Surgery. Most patients are managed medically; surgery is reserved for failing medical therapy or progressive visual loss. Options include CSF diversion (ventriculoperitoneal or lumboperitoneal shunt), optic-nerve-sheath fenestration, and, in selected cases with venous sinus stenosis, venous sinus stenting.

Adjuvant therapy. Weight loss and acetazolamide are the mainstays of medical therapy. The Idiopathic Intracranial Hypertension Treatment Trial (Wall, 2014) showed that acetazolamide added to a low-sodium weight-reduction diet produced modest improvement in visual-field function, papilloedema, and quality of life versus diet alone, in patients with mild visual loss.

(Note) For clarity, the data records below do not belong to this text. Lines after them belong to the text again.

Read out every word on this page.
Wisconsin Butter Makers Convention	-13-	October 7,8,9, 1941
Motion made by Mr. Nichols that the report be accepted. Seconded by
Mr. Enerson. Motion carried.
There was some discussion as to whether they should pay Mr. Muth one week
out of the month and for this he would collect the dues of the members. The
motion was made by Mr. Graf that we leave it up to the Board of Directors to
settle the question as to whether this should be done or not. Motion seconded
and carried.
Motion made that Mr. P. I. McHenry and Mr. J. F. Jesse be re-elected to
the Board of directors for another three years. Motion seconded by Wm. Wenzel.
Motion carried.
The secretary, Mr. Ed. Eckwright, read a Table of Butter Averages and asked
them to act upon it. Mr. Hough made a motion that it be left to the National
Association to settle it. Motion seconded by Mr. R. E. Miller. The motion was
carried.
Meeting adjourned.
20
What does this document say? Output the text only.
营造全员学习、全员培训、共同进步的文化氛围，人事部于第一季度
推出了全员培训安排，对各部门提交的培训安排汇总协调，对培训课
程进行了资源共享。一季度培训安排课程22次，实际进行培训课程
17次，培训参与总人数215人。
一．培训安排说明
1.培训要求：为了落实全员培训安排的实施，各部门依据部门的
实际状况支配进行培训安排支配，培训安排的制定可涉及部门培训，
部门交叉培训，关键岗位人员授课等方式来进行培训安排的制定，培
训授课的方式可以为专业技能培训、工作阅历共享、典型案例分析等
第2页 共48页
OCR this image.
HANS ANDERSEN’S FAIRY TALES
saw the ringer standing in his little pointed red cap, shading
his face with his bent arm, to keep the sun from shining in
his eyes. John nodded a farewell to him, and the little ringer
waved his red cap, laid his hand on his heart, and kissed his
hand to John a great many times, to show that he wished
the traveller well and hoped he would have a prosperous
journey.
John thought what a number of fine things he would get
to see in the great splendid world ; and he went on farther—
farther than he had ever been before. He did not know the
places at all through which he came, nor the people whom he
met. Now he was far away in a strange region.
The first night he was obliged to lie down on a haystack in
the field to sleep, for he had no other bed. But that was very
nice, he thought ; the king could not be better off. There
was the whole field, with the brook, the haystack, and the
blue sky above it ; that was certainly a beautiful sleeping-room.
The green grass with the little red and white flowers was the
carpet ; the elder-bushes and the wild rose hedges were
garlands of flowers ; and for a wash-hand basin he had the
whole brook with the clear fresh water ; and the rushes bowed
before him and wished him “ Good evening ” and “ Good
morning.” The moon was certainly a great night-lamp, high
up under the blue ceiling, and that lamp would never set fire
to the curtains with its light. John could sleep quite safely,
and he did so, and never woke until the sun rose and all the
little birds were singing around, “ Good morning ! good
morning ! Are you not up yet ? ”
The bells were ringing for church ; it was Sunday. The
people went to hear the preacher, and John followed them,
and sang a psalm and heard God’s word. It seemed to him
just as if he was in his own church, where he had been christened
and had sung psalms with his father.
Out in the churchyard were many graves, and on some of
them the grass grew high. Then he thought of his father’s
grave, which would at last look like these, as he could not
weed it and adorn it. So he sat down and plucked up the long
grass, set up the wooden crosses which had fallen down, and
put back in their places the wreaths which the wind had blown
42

Considerations. The overriding priority is to protect vision; fulminant IIH with rapidly progressive visual loss is a surgical emergency.

Outcomes

Vision is preserved in most patients with timely treatment; weight loss is disease-modifying.

By molecular subgroup: Fulminant IIH threatens permanent visual loss and warrants urgent CSF diversion or optic-nerve-sheath fenestration.

Clinical Pearls

  • Think IIH in a young woman with obesity, headache, and papilloedema.
  • Confirm a raised opening pressure with normal CSF, and exclude venous sinus thrombosis (MR venography).
  • Weight loss and acetazolamide are first-line (IIHTT).
  • Protect vision: rapidly progressive visual loss needs urgent CSF diversion or optic-nerve-sheath fenestration.

References used here

  1. NORDIC Idiopathic Intracranial Hypertension Study Group Writing Committee; Wall M, McDermott MP, Kieburtz KD, Corbett JJ, Feldon SE, Friedman DI, Katz DM, Keltner JL, Schron EB, Kupersmith MJ. Effect of acetazolamide on visual function in patients with idiopathic intracranial hypertension and mild visual loss: the idiopathic intracranial hypertension treatment trial. JAMA. 2014;311(16):1641-1651.
  2. Greenberg MS. Greenberg's Handbook of Neurosurgery. 10th Edition. Thieme, 2023. ISBN: 978-1-68420-504-2.
  3. Winn HR (Editor). Youmans and Winn Neurological Surgery. 8th Edition (4-volume set). Elsevier, 2022. ISBN: 978-0-323-66192-8.